In order to more clearly illustrate the embodiments of the present invention or the technical solutions in the prior art, the drawings used in the description of the embodiments or the prior art will be briefly described below, and it is obvious that the drawings in the following description are some embodiments of the present invention, and other drawings can be obtained by those skilled in the art without creative efforts.

FIG. 1 is an SDS-PAGE analysis picture of purified MMP9 protein and ZnMc protein expressed by the same company by itself in example 1 of the present invention;

FIG. 2 is a graph showing the results of fragment insertion rate analysis of the constructed nanobody library in example 1 of the present invention;

FIG. 3 is the data of target-specific panning of quality control-compliant libraries in example 2 of the present invention;

FIG. 4 is a SDS-PAGE analysis graph of the purification after expression of nanobody specific to MMP9 protein in example 4 of the present invention;

FIG. 5 shows the result of preliminary antigen affinity identification of the nanobody after obtaining the purified nanobody in example 9 of the present invention;

FIG. 6 is a diagram showing the multiple cloning sites of the fusion antibody expression vector in example 10 of the present invention.

Detailed Description

Embodiments of the present invention will be described in detail below with reference to examples, but it will be understood by those skilled in the art that the following examples are only illustrative of the present invention and should not be construed as limiting the scope of the present invention.

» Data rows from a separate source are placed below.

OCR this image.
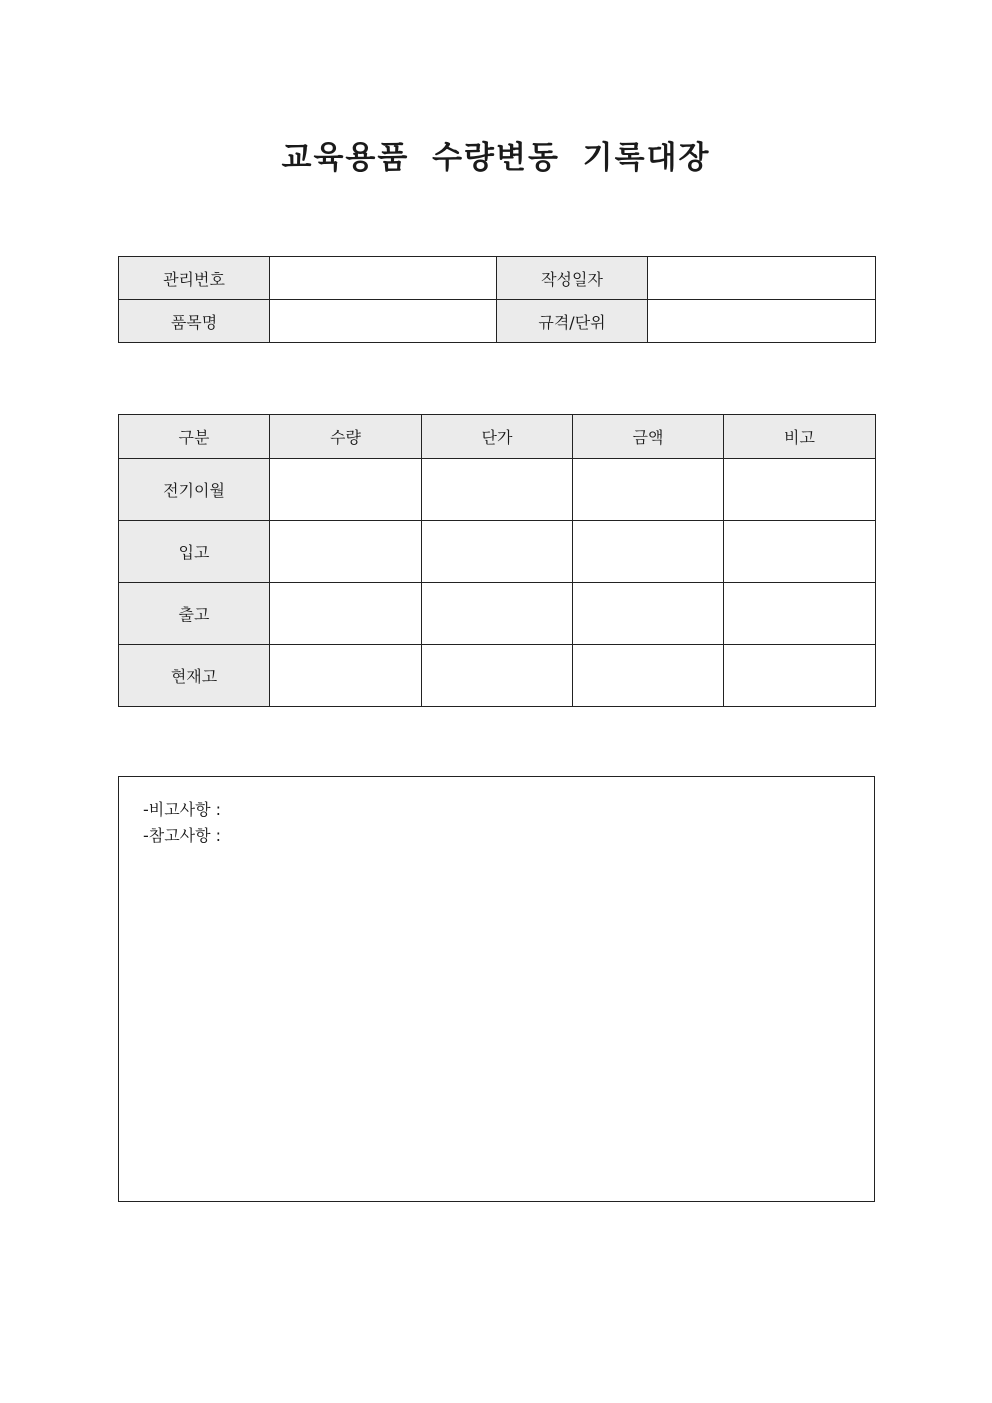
교육용품 수량변동 기록대장
관리번호		작성일자	
품목명		규격/단위	
구분	수량	단가	금액	비고
전기이월				
입고				
출고				
현재고				
-비고사항 :
-참고사항 :
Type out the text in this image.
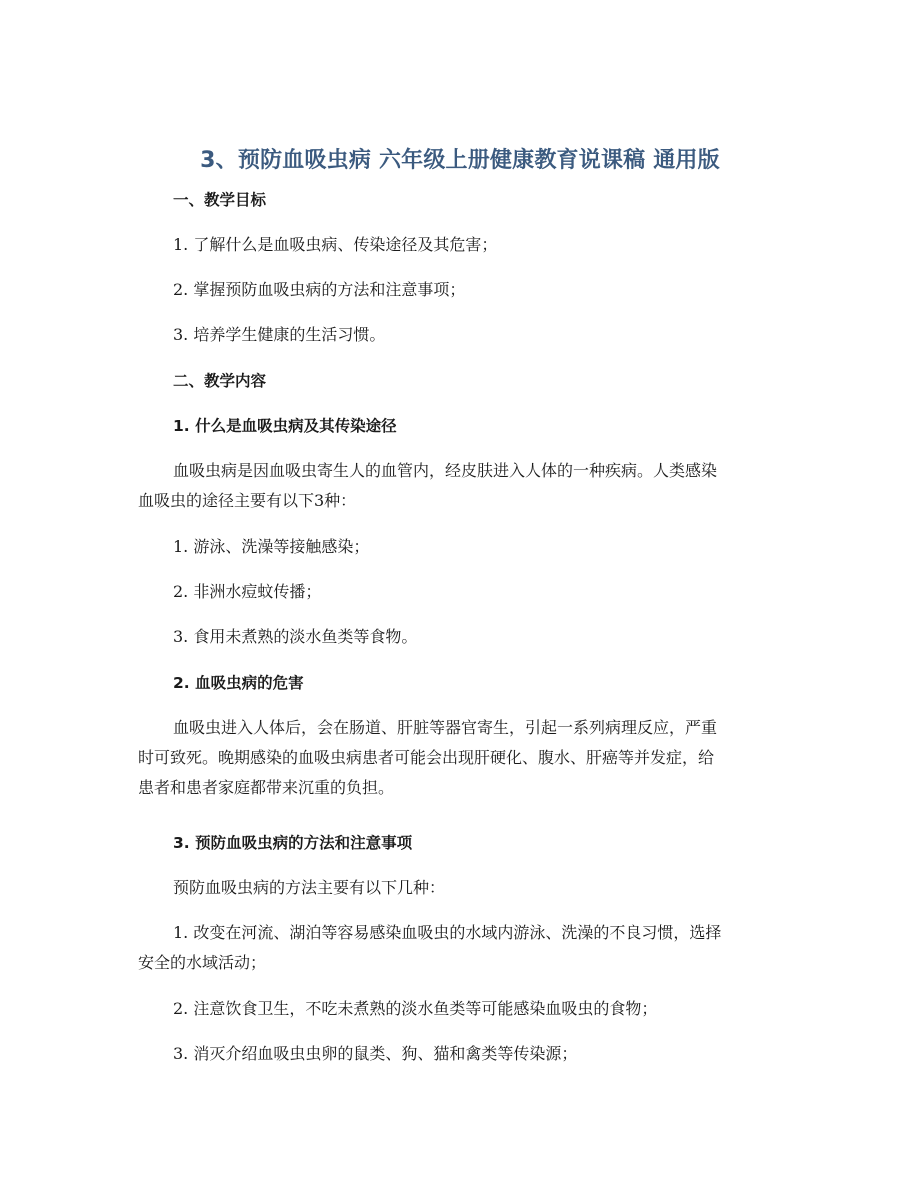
3、预防血吸虫病 六年级上册健康教育说课稿 通用版
一、教学目标
1. 了解什么是血吸虫病、传染途径及其危害；
2. 掌握预防血吸虫病的方法和注意事项；
3. 培养学生健康的生活习惯。
二、教学内容
1. 什么是血吸虫病及其传染途径
血吸虫病是因血吸虫寄生人的血管内，经皮肤进入人体的一种疾病。人类感染
血吸虫的途径主要有以下3种：
1. 游泳、洗澡等接触感染；
2. 非洲水痘蚊传播；
3. 食用未煮熟的淡水鱼类等食物。
2. 血吸虫病的危害
血吸虫进入人体后，会在肠道、肝脏等器官寄生，引起一系列病理反应，严重
时可致死。晚期感染的血吸虫病患者可能会出现肝硬化、腹水、肝癌等并发症，给
患者和患者家庭都带来沉重的负担。
3. 预防血吸虫病的方法和注意事项
预防血吸虫病的方法主要有以下几种：
1. 改变在河流、湖泊等容易感染血吸虫的水域内游泳、洗澡的不良习惯，选择
安全的水域活动；
2. 注意饮食卫生，不吃未煮熟的淡水鱼类等可能感染血吸虫的食物；
3. 消灭介绍血吸虫虫卵的鼠类、狗、猫和禽类等传染源；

The examples, in which specific conditions are not specified, were conducted under conventional conditions or conditions recommended by the manufacturer.

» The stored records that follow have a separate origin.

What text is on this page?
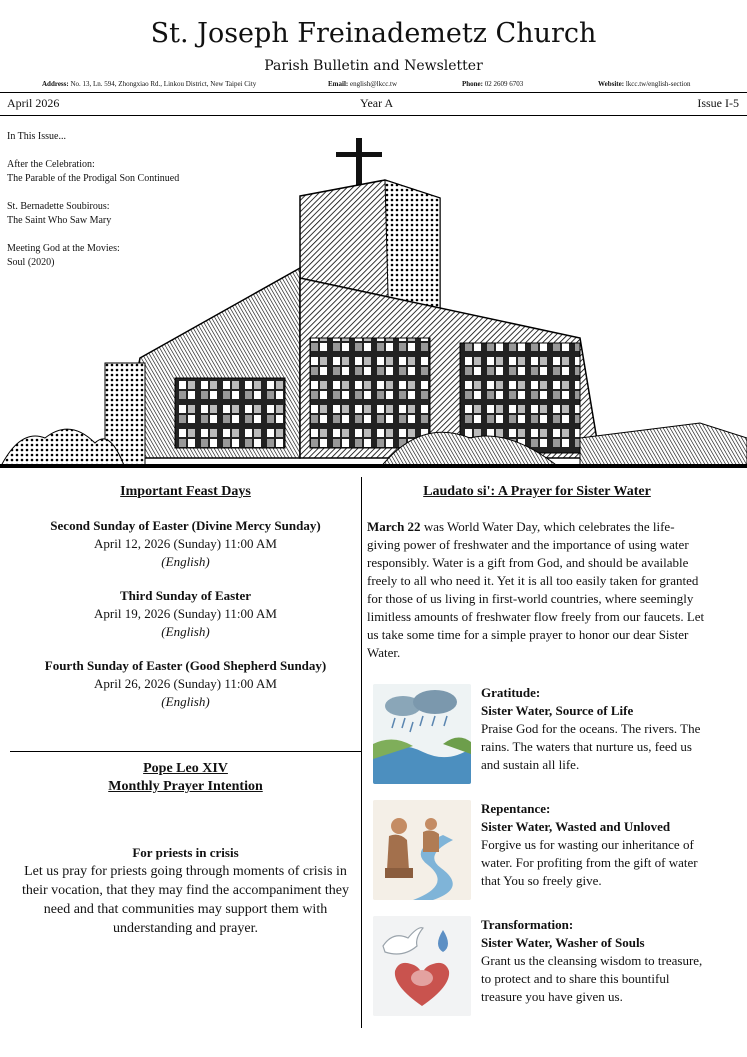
St. Joseph Freinademetz Church
Parish Bulletin and Newsletter
Address: No. 13, Ln. 594, Zhongxiao Rd., Linkou District, New Taipei City	Email: english@lkcc.tw	Phone: 02 2609 6703	Website: lkcc.tw/english-section
April 2026	Year A	Issue I-5
In This Issue...
After the Celebration:
The Parable of the Prodigal Son Continued
St. Bernadette Soubirous:
The Saint Who Saw Mary
Meeting God at the Movies:
Soul (2020)
Important Feast Days
Second Sunday of Easter (Divine Mercy Sunday)
April 12, 2026 (Sunday) 11:00 AM
(English)
Third Sunday of Easter
April 19, 2026 (Sunday) 11:00 AM
(English)
Fourth Sunday of Easter (Good Shepherd Sunday)
April 26, 2026 (Sunday) 11:00 AM
(English)
Pope Leo XIV
Monthly Prayer Intention
For priests in crisis
Let us pray for priests going through moments of crisis in their vocation, that they may find the accompaniment they need and that communities may support them with understanding and prayer.
Laudato si': A Prayer for Sister Water
March 22 was World Water Day, which celebrates the life-giving power of freshwater and the importance of using water responsibly. Water is a gift from God, and should be available freely to all who need it. Yet it is all too easily taken for granted for those of us living in first-world countries, where seemingly limitless amounts of freshwater flow freely from our faucets. Let us take some time for a simple prayer to honor our dear Sister Water.
Gratitude:
Sister Water, Source of Life
Praise God for the oceans. The rivers. The rains. The waters that nurture us, feed us and sustain all life.
Repentance:
Sister Water, Wasted and Unloved
Forgive us for wasting our inheritance of water. For profiting from the gift of water that You so freely give.
Transformation:
Sister Water, Washer of Souls
Grant us the cleansing wisdom to treasure, to protect and to share this bountiful treasure you have given us.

Unless otherwise defined, technical and scientific terms used herein have the same meaning as is familiar to those skilled in the art. In addition, any methods or materials similar or equivalent to those described herein can also be used in the present invention.

The invention is further illustrated by the following specific examples, which, however, are to be construed as merely illustrative, and not limitative of the remainder of the disclosure in any way whatsoever.